We’re then going to meet the Sandsnakes, which plays out a bit less grandiose than expected after all the buzz surrounding their introduction. The hype may work against HBO here since they really are nothing more than chicks with weapons, guided by Ellaria as the mother chick. Hopefully, this will improve, but the murder of the hapless captain for really no discernible reason at all speaks more to the idea of them being your usual badass variety. Forcing a race between the Sandsnakes and Jaime seems like a cheap way of making this storyline exciting. Let’s hope this is not the way that this is going, but even with Obara’s origin story, the Sandsnakes leave me cold for the nonce.

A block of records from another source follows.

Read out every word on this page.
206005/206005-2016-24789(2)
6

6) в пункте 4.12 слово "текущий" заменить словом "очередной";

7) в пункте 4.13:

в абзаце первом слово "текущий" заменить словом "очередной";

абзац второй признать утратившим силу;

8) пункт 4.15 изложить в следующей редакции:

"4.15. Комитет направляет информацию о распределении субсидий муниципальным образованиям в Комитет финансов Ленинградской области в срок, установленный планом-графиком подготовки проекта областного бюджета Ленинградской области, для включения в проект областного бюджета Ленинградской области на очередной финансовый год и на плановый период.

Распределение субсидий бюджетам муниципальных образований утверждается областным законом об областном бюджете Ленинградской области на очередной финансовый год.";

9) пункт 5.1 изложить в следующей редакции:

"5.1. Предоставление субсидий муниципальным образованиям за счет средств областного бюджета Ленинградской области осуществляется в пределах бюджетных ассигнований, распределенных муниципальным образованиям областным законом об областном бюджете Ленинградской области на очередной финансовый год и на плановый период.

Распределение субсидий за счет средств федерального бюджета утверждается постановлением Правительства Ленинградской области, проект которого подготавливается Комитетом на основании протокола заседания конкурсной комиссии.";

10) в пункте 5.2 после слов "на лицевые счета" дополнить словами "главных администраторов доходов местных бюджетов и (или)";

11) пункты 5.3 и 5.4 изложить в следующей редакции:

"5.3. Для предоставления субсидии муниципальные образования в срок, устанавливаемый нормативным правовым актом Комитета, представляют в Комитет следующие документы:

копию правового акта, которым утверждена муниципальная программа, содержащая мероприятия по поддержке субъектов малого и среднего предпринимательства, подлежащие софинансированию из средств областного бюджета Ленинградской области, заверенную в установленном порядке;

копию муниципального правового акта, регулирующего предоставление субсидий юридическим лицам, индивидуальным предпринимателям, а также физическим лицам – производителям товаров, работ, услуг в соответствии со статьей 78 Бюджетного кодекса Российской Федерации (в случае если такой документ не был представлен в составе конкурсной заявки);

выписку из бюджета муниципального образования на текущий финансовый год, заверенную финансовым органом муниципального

On the road to Meereen, Jorah is unceremoniously hijacking a fisherman’s tub to row to the city, throwing the poor guy some coins on the unconscious body. I’m sure Jorah is now thinking that everything is all right – like all the cops in those movies simply appropriating civilian cars in the middle of a chase and crashing them, all for the good cause – but I doubt the poor guy will be much relieved to see a few coppers instead of his livelihood. The cut to Jaime and Bronn on a much larger, comfortable ship is nice, though, putting two journeys back to back. For the moment, Tyrion’s wits work well enough to let him decrypt Jorah’s origin and motives quickly, which in combination with his big mouth puts a quick lid on the conversation. Given that it’s episode 4, we should soon see them being captured by slavers. Question is, where will the story go from there? Or will we make a detour to the Stone Men after all?

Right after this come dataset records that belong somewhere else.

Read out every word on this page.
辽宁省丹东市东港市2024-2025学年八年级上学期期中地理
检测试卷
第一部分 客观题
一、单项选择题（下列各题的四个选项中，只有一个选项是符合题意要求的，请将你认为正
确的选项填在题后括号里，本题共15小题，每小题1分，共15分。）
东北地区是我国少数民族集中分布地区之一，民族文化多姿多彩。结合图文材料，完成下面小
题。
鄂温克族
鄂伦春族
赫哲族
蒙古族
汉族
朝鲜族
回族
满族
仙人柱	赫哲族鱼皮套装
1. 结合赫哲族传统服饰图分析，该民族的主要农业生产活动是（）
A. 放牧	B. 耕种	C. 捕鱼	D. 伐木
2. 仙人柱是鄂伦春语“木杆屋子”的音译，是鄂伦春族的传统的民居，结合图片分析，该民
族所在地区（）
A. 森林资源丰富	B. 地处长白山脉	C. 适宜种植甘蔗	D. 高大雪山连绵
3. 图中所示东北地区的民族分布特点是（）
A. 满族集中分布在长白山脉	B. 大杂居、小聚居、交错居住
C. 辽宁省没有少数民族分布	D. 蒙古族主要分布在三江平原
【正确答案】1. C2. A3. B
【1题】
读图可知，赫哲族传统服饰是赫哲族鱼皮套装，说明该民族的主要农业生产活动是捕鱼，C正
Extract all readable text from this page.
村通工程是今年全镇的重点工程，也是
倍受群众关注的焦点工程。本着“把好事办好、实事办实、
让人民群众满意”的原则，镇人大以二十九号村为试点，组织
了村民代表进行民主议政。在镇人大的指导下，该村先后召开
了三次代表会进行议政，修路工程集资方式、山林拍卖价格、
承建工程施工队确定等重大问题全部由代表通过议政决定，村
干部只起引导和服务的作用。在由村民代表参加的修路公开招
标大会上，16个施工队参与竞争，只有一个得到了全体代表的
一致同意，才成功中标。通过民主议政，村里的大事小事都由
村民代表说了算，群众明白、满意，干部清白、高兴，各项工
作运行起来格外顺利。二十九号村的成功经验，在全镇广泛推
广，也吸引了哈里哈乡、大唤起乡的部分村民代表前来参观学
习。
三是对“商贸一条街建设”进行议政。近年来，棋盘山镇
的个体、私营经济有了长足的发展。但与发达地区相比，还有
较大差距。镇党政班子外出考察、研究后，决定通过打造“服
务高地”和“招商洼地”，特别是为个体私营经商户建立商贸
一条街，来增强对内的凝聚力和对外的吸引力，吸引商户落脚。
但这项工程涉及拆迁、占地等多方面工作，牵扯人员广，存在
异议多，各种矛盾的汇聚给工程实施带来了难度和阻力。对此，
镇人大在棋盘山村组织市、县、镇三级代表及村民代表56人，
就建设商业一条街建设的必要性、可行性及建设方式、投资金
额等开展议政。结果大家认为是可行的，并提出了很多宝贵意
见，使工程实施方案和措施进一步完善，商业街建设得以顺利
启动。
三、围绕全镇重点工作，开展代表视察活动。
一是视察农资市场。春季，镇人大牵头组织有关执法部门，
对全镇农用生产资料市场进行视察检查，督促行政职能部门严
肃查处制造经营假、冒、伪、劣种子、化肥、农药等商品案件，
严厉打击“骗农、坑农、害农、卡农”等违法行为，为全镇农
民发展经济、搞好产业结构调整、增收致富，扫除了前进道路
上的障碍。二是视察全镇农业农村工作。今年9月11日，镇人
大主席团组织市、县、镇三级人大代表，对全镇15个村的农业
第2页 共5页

Finally, we get back to Dany. Barristan is giving us the other part of the story Littlefinger and Sansa missed, mudding our picture of Rhaegar, which is all well and good. Barristan is the quintessential good guy, and he will make good use of his goodness soon. For the moment, Hizdahr is making the case for reopening the fighting pits. Traditions are the only thing keeping the city together, he tells her, as an Unsullied patrol under Grey Worm is lured into a painfully obvious trap of the Sons of the Harpy. It’s at this moment where I have to again slam into my favorite side topic, the fight choreography. Jaime and Bronn’s fight was good, but as in season 3, the 300-style badassery of Barristan and Grey Worm is out of place. It would also have been another good moment to make clear how dreadfully inadequate the Unsullied are as a police force, carrying spears in small alleys and being obvious like that. But I digress. Barristan comes in to maybe save the day in a very traditional cliffhanger, which’s very traditionalistic way to me indicates that Barristan and Grey Worm will both survive. No way of knowing until next week, though.
To answer the question I posed in the beginning: we have yet another really good episode. I’m surprised, I have to admit, but pleasantly surprised. My such surprises occur for another six episodes, and I’m content.